I have undertaken tasks like these in my professional life as a safety representative, so many times that I cannot even count. We train the employees to undertake HIRA (Hazard Identification and Risk Assessment) to foresee the hazards and their effects and devise a strategy to counter them. This is proven system by logic and implementation which surely helps in preventing workplace injuries and accidents.
So, the question is what is the difference between a mother’s HIRA (Her Intuition for Risk Assessment) and a professionally created HIRA (Hazard Identification and Risk Assessment). Well, I will vote that Love Care is the key element which makes the difference. It’s her will that her kids do not suffer any harm, which has made her system so efficient that she can even spot hazards with very low probability, that too, quite ahead of times. The key ingredient of CARE also results in eliminating financial boundaries, so if money is required to introduce new systems which will guarantee safety, she will go for it.

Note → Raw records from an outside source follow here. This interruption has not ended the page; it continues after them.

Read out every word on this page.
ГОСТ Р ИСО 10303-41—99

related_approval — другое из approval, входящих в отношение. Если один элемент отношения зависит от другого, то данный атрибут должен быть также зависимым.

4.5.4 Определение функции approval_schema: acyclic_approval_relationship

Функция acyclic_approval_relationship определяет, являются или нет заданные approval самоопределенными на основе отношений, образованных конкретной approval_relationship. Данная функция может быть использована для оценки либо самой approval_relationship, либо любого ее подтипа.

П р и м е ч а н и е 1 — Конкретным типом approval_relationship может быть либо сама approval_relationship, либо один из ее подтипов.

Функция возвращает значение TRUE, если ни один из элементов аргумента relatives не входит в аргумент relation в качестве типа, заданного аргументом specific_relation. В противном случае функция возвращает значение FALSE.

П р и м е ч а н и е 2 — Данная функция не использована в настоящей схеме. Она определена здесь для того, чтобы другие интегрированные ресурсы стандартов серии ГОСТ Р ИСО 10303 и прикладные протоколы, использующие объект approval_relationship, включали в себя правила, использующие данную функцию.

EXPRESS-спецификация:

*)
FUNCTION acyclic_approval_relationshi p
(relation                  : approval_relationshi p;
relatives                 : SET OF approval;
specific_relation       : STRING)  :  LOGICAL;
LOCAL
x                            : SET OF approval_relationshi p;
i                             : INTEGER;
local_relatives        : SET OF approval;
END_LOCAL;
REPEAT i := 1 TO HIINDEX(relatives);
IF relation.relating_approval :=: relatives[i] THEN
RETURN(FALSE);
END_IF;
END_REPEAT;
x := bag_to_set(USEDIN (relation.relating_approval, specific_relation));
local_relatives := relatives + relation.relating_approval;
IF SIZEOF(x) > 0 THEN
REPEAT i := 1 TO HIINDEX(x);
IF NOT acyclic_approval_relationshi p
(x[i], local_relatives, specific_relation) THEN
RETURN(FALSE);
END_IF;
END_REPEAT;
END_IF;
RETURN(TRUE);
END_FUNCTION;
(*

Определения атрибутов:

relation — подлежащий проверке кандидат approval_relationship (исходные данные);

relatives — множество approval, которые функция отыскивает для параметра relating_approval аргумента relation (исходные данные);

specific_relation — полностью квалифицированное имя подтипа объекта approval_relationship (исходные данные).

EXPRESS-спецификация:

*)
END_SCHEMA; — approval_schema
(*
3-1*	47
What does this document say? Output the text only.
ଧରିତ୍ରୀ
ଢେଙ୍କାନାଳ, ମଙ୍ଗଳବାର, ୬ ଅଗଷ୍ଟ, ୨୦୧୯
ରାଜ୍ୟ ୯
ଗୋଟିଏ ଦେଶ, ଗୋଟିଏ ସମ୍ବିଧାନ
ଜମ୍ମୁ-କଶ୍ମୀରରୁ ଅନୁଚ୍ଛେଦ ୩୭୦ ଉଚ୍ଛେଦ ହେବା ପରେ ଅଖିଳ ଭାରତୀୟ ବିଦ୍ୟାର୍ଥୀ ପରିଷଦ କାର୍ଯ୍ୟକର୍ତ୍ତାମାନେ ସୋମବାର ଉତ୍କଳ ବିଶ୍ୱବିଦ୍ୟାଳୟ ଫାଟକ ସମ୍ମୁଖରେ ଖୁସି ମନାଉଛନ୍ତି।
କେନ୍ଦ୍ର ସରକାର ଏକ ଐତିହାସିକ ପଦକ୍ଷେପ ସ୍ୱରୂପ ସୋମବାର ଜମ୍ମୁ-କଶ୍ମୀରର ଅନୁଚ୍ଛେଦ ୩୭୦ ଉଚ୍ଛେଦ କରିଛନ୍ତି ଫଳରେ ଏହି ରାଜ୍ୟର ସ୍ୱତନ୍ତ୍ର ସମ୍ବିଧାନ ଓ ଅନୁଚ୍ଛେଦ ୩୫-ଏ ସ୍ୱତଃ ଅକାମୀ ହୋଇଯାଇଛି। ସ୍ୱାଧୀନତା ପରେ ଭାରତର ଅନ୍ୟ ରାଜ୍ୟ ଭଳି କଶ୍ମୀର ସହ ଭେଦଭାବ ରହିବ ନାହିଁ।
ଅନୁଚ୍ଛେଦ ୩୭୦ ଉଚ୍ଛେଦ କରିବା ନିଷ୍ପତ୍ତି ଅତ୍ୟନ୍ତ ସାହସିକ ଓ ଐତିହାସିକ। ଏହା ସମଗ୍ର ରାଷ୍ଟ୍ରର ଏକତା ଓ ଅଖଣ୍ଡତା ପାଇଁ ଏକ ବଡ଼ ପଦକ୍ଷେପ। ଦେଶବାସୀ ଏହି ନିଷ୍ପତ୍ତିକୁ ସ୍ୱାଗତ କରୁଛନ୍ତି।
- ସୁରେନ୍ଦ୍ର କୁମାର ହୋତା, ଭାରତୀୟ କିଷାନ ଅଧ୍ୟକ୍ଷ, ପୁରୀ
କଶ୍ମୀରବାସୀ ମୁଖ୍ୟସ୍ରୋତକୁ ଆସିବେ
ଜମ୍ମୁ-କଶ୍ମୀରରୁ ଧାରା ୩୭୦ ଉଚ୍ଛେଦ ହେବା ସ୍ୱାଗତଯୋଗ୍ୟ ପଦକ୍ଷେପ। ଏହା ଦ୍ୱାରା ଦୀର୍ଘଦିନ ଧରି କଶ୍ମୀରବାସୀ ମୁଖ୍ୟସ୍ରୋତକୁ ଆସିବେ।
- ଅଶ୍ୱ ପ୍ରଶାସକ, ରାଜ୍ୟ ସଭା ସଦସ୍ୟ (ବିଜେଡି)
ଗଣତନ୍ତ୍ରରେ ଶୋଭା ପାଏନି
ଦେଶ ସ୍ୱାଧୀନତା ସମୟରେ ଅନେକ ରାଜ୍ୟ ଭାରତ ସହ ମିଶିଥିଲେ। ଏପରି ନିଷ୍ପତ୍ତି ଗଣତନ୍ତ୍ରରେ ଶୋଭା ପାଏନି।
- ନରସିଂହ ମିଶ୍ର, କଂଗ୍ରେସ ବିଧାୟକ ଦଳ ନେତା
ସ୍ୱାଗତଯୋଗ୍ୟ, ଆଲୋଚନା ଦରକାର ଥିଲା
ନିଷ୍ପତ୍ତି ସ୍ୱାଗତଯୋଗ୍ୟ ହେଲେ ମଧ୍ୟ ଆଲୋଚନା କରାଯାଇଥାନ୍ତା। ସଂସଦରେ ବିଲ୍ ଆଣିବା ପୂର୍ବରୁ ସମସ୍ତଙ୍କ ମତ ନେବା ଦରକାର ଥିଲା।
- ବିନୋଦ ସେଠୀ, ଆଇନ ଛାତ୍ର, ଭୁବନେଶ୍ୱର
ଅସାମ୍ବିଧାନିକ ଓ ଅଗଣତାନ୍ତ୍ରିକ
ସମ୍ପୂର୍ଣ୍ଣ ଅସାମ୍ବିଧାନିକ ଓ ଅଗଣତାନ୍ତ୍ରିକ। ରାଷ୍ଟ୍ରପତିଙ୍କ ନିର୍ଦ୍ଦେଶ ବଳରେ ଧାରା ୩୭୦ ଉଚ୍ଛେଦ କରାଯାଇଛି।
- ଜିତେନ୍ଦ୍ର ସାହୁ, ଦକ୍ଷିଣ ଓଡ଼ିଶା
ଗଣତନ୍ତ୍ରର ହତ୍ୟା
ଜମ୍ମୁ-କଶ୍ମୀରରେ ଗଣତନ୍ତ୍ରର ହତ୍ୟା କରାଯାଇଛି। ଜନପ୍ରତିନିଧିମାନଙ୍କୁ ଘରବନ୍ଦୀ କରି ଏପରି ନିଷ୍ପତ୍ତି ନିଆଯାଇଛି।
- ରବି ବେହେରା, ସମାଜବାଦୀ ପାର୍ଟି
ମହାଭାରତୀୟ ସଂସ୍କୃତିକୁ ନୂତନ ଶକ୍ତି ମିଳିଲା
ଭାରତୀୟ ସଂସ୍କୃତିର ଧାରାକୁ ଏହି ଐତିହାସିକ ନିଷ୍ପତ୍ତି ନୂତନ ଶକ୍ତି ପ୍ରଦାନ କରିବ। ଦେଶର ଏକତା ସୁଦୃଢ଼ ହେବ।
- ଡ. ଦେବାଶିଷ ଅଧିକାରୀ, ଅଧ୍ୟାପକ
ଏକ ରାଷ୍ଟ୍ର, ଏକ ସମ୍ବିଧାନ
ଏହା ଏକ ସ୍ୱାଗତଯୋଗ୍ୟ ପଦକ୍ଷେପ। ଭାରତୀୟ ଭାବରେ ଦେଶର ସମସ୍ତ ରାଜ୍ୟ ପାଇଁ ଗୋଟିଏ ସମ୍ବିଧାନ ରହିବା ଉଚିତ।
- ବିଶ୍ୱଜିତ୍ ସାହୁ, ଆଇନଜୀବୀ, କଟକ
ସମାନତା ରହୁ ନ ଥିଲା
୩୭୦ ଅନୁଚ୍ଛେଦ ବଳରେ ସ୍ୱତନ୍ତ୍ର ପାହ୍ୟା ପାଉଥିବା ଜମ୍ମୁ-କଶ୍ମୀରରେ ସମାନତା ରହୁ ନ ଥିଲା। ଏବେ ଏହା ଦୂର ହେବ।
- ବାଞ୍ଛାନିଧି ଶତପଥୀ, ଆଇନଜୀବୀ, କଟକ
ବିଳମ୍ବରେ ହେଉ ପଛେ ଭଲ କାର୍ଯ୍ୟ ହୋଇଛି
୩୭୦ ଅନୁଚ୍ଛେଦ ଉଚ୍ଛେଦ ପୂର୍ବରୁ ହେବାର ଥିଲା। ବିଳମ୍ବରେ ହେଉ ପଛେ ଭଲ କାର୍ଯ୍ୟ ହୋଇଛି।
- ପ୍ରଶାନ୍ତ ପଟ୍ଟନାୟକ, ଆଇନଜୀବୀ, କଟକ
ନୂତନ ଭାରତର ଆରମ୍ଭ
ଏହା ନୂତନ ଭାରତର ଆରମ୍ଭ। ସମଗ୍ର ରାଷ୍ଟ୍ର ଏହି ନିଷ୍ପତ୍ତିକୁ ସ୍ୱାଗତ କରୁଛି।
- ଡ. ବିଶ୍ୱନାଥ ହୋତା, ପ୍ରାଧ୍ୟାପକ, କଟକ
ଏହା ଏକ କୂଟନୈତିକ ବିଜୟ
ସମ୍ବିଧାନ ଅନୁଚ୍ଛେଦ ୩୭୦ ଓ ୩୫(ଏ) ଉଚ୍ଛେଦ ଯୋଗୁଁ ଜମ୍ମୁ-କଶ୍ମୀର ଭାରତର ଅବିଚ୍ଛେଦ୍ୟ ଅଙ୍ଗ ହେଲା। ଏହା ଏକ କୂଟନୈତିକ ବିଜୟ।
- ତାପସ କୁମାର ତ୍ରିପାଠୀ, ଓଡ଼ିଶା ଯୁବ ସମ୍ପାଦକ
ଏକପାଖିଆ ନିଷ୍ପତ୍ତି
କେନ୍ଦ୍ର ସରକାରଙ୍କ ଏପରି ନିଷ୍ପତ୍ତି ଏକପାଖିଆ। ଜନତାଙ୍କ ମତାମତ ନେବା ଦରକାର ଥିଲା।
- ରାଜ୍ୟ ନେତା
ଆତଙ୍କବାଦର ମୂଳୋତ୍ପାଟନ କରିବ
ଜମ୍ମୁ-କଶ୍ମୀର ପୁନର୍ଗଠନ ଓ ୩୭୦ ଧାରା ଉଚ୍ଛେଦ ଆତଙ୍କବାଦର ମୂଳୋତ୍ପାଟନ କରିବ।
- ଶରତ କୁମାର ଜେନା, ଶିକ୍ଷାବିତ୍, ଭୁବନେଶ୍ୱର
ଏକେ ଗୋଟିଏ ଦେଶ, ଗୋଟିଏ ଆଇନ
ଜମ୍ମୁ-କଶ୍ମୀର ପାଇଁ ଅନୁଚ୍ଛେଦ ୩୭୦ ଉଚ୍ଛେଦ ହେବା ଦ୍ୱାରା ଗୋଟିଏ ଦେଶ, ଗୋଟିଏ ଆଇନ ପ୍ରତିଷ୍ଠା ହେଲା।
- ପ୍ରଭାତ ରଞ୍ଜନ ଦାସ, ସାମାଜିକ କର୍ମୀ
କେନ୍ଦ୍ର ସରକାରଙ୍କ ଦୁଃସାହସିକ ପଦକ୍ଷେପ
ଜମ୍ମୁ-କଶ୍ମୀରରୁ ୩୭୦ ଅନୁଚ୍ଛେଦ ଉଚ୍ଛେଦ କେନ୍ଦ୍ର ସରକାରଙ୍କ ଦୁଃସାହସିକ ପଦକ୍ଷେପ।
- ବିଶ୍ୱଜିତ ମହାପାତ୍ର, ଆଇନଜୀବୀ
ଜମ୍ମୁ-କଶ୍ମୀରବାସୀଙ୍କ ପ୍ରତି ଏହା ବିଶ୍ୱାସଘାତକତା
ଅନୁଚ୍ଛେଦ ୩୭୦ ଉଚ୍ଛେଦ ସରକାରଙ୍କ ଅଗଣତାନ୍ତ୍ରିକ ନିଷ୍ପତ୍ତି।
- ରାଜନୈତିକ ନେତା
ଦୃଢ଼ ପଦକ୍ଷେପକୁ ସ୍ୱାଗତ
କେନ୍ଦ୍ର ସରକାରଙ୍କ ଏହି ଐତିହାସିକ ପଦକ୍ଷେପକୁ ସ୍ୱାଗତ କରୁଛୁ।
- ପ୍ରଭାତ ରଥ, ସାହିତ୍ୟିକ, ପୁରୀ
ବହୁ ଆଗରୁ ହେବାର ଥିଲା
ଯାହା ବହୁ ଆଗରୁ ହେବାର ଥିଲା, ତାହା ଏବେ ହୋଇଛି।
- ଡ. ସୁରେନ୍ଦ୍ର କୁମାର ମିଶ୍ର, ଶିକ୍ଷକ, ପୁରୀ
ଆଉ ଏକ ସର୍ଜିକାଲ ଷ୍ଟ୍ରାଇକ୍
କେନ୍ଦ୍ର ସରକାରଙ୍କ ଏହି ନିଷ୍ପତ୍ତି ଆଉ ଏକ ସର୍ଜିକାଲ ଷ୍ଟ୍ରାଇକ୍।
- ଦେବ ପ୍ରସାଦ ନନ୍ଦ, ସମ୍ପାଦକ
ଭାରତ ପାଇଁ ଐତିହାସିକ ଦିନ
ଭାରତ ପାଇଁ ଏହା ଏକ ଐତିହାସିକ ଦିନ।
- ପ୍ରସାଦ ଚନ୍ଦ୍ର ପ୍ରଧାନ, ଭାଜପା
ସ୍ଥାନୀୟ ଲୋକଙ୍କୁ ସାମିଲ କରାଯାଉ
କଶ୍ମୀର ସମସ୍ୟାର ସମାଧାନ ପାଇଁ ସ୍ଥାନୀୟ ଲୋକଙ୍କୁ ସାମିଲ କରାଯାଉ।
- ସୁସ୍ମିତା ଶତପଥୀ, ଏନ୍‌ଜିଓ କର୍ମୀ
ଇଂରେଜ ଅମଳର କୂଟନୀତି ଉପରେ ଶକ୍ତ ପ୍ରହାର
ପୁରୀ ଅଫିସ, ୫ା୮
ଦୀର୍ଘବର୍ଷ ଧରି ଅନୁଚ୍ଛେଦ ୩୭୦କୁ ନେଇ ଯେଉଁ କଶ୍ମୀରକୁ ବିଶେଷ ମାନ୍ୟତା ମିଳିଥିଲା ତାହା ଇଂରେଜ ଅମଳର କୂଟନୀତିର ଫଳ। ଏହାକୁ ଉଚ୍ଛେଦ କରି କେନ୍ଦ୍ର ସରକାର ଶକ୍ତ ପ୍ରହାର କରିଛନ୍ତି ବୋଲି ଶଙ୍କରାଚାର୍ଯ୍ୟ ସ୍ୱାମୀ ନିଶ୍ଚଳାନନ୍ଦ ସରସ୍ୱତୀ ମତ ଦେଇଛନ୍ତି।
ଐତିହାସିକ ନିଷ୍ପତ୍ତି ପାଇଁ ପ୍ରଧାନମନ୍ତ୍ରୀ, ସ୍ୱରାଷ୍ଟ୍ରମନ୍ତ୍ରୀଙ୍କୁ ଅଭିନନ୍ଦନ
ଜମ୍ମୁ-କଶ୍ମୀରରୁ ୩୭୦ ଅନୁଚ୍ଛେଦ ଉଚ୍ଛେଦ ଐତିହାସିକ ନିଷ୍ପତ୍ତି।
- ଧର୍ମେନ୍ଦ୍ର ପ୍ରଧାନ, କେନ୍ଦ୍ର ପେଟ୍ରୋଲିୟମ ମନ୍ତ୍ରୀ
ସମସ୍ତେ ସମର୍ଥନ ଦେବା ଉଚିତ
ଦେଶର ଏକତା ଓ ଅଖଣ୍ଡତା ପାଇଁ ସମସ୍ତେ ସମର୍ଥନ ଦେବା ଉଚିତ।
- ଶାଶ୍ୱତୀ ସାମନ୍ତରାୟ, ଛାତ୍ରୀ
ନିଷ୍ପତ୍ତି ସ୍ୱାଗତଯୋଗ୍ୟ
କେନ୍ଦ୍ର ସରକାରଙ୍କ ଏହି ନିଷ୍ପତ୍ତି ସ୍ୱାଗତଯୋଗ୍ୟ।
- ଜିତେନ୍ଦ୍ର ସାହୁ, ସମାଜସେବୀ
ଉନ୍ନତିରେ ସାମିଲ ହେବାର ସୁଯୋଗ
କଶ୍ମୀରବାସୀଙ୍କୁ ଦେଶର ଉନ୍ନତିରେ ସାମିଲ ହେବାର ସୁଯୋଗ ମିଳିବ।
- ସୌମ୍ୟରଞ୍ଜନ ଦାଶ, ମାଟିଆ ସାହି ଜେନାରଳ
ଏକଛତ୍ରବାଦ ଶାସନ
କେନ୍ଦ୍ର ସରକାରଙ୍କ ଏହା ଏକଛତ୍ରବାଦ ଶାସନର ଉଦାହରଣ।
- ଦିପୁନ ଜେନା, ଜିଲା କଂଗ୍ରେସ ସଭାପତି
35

There is so much that we as HSE professionals can learn from a Mothers HIRA to improve Industrial HIRA. If we also have love and care for our employees, then foreseeing hazards in any operations will become part of the instinct. The financial cost required to implement expensive countermeasures will not be obstructions from doing the right thing.
The commitment to zero injuries in workplace, with utmost care for employees, can be a secret recipe, stolen from a mother’s closet, for effective Hazard Identification and Risk Assessment.